NAVIGATING UNCERTAINTY
As inflation expectations rise and geopolitical tensions persist, companies planning to go public this year must be well-prepared and adopt agile strategies to navigate the volatile market conditions. Those looking to list will need to demonstrate readiness to capitalize on the opportunities that arise when market volatility decreases.
The global IPO market is witnessing a significant increase in profitable listings, yet investor enthusiasm remains cautious. The Aerospace and Defense sector is experiencing growth due to heightened defense spending amid geopolitical tensions. Additionally, AI is becoming a crucial element in the strategies of companies preparing for IPOs, influencing investor interest and market dynamics. As market participants navigate these complexities, preparedness and adaptability will be key to successfully capitalizing on emerging opportunities.
Looking ahead, the ability of companies to effectively communicate their value propositions and growth potential will be critical in attracting investors in this competitive landscape. Companies that leverage data-driven insights and innovative technologies will likely stand out, fostering confidence among potential stakeholders. Privately owned companies that are used to their ‘old ways’ may need to ‘reinvent’ how they use technology in their business and generate real-time operating and financial information for more agile decision-making in relation to governance, operations and finance.
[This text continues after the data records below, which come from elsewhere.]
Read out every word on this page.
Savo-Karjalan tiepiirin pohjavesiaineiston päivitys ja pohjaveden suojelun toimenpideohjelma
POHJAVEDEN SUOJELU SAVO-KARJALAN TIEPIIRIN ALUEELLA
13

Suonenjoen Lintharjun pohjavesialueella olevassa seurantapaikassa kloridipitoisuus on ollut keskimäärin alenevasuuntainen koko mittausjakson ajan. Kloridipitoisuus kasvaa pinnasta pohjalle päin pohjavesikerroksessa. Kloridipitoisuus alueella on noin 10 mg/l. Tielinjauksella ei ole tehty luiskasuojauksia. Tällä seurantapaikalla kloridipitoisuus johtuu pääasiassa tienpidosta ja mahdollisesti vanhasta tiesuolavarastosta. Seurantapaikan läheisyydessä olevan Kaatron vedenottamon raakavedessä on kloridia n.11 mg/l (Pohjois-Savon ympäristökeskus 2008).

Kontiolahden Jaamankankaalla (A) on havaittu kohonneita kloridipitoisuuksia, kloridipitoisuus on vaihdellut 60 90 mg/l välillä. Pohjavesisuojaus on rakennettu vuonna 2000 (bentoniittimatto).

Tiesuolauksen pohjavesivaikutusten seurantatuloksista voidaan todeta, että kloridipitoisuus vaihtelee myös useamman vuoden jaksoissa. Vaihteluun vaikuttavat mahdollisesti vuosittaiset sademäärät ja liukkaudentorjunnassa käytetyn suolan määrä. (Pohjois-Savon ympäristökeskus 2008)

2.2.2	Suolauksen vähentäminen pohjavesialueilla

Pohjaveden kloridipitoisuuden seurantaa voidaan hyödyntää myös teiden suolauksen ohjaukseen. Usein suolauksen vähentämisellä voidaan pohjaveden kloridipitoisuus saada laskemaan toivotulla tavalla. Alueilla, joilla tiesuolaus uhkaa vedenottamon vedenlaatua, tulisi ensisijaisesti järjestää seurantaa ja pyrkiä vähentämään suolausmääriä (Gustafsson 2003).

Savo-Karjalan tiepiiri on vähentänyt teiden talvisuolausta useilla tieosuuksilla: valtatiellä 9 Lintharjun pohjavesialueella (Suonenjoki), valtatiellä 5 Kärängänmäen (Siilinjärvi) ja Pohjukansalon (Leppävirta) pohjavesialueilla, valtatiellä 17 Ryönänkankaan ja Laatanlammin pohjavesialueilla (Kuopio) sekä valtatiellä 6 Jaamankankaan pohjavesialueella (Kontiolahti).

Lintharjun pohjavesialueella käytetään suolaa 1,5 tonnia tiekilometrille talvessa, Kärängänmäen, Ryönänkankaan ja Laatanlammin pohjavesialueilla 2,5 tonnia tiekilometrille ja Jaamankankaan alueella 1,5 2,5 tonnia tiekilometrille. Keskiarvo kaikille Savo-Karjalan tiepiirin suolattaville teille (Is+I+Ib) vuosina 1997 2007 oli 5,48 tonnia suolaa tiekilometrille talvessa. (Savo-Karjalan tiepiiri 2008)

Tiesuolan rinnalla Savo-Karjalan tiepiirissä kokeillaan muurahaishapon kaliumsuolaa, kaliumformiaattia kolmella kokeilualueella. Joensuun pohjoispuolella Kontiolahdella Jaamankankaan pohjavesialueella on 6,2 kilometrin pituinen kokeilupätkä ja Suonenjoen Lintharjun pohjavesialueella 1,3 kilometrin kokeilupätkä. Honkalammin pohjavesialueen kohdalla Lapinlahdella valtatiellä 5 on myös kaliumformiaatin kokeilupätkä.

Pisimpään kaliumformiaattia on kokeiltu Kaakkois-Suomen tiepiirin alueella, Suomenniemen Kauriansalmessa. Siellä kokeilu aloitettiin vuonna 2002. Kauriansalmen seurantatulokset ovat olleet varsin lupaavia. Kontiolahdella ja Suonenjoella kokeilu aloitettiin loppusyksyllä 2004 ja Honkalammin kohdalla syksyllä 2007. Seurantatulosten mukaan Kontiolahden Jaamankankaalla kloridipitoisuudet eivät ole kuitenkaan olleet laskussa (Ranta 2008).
Moreover, as regulatory environments evolve and new market trends emerge, staying informed will be essential for companies aiming to thrive in the IPO space. By prioritizing transparency and strategic planning, businesses can position themselves favorably to weather the current economic, socio- and geopolitical uncertainties and seize the opportunities that lie ahead in the dynamic IPO market.
This article is for general information only and is not a substitute for professional advice where the facts and circumstances warrant. The views and opinions expressed above are those of the author and do not necessarily represent the views of SGV & Co.
Kristopher S. Catalan is the Philippine EY private leader and an assurance partner of SGV & Co.